I see that LSTM is very powerful reconstructing time series it was fed with, but my issue is:
=> Can LSTM predict future values without requiring real (training/testing) data?
My objective is simple: Modelling a univariate time series to predict itself.
ARIMA, SARIMA and Holt Winters were used, but Machine Learning (using LSTM) approach for forecasting seems fake in practice. Am I wrong about my point?

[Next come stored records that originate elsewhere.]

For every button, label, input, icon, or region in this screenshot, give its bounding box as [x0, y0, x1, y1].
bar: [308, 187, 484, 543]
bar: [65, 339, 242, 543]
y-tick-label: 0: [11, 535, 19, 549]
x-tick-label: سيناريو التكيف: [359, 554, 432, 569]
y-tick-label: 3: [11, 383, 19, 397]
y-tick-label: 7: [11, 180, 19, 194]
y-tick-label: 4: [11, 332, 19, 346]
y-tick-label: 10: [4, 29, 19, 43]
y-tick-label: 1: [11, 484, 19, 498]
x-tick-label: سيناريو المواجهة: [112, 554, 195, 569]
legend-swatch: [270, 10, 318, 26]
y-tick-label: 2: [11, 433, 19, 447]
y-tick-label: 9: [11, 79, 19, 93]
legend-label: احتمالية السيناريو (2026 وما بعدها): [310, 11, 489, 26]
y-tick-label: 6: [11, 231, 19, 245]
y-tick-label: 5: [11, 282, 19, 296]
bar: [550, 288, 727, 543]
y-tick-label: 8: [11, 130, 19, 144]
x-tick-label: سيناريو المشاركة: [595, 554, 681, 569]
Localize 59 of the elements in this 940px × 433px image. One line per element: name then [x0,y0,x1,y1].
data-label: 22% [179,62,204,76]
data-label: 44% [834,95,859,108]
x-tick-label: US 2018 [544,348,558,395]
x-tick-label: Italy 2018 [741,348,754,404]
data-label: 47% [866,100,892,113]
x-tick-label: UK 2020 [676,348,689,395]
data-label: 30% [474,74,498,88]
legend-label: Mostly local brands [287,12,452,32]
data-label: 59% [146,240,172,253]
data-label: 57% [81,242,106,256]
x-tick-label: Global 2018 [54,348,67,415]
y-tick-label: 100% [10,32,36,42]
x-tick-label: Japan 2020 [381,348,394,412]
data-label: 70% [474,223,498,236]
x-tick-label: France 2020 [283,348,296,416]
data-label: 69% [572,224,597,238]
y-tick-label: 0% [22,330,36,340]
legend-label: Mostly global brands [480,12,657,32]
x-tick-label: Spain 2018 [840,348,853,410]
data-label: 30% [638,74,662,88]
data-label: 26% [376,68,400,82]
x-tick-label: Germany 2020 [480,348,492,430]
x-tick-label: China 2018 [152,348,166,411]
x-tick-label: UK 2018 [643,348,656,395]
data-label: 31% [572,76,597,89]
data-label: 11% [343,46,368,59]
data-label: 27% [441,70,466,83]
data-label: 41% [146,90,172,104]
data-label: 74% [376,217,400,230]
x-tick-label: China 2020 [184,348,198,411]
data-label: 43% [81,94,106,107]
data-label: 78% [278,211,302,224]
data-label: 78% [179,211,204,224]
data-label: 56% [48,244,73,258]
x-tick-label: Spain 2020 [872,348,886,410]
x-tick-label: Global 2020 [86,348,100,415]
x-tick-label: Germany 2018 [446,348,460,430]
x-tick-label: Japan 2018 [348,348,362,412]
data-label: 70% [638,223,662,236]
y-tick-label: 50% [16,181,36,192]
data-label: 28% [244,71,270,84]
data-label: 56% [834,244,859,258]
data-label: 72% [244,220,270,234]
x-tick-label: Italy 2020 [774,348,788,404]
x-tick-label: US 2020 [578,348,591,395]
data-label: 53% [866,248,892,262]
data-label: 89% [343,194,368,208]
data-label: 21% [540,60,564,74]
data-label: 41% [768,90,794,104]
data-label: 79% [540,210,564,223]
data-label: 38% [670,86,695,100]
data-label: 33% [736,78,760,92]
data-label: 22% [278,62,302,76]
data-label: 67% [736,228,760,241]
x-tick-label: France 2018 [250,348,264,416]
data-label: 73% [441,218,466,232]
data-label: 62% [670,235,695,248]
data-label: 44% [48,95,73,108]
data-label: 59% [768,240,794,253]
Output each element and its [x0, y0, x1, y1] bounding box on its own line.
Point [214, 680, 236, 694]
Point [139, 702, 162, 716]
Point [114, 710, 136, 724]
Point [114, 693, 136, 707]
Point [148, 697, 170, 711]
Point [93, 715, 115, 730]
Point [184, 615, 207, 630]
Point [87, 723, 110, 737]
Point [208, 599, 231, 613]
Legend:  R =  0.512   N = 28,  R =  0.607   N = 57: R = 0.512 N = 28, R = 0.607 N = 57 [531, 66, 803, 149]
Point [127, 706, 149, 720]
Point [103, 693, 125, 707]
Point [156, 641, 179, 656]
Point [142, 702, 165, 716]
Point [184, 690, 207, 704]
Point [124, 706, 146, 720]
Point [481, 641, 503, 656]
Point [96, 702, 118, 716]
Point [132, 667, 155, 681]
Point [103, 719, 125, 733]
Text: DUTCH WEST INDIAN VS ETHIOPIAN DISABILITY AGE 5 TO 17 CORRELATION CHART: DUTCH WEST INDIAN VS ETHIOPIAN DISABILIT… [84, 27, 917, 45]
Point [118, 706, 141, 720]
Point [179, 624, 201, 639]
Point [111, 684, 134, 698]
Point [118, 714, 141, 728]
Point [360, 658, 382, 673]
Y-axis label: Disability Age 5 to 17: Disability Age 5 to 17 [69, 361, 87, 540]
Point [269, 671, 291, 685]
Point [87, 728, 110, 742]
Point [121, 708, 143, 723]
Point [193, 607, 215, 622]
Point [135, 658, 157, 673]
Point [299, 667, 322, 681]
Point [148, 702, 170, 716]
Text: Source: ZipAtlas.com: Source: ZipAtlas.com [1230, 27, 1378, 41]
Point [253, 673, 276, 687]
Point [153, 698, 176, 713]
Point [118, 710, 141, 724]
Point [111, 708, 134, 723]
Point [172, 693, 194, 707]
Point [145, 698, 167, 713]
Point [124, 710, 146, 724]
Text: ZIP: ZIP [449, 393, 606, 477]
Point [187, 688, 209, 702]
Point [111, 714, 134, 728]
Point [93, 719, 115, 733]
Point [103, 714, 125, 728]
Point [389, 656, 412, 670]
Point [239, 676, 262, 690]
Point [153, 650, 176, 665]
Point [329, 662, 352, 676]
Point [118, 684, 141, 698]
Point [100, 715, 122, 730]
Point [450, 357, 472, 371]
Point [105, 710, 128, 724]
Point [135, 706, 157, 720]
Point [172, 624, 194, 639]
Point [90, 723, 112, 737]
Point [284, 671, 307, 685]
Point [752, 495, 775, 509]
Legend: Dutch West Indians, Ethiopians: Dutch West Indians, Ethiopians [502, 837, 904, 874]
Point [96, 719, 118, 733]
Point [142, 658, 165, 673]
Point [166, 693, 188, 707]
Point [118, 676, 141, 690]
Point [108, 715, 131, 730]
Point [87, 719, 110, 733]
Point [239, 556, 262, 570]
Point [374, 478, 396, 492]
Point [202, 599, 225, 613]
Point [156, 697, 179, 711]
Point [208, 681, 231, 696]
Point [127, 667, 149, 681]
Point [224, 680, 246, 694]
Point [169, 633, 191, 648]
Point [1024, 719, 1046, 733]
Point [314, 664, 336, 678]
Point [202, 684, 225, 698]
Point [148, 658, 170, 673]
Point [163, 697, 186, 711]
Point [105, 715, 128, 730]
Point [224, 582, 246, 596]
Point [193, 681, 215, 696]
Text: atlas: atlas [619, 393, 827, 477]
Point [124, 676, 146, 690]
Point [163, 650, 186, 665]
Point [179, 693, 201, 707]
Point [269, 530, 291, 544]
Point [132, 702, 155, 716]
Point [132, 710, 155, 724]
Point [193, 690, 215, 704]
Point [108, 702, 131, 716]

My dataset is a 2 years duration series observed daily.
I've evaluated initially 1.5 year as training set, defined by trainingX (a rolling window of 180 days duration) and trainingY (a rolling window of 30 days duration).
I have tried: - A single LSTM layer with 30 units, returning sequences - A single LSTM layer varing of 1 unit to 1024 units and a dense layer with 30 units - Stacked LSTM with 2 to 4 layers with 1 to 1024 layers and a dense layer with 30 units - All of them were modified by sigmoid, relu and tanh activation functions
Besides, Using a rolling window prediction, a method that releases the first "L" values of the trainingX set and append the first "L" prediction values at the end of the same trainingX set, I get random predictions converging to a constant or to zero.
The training and predict batch were varied of 1 to 250.
Have anyone experienced a reconstructed (lagged) output time series when wanting a forecasting output?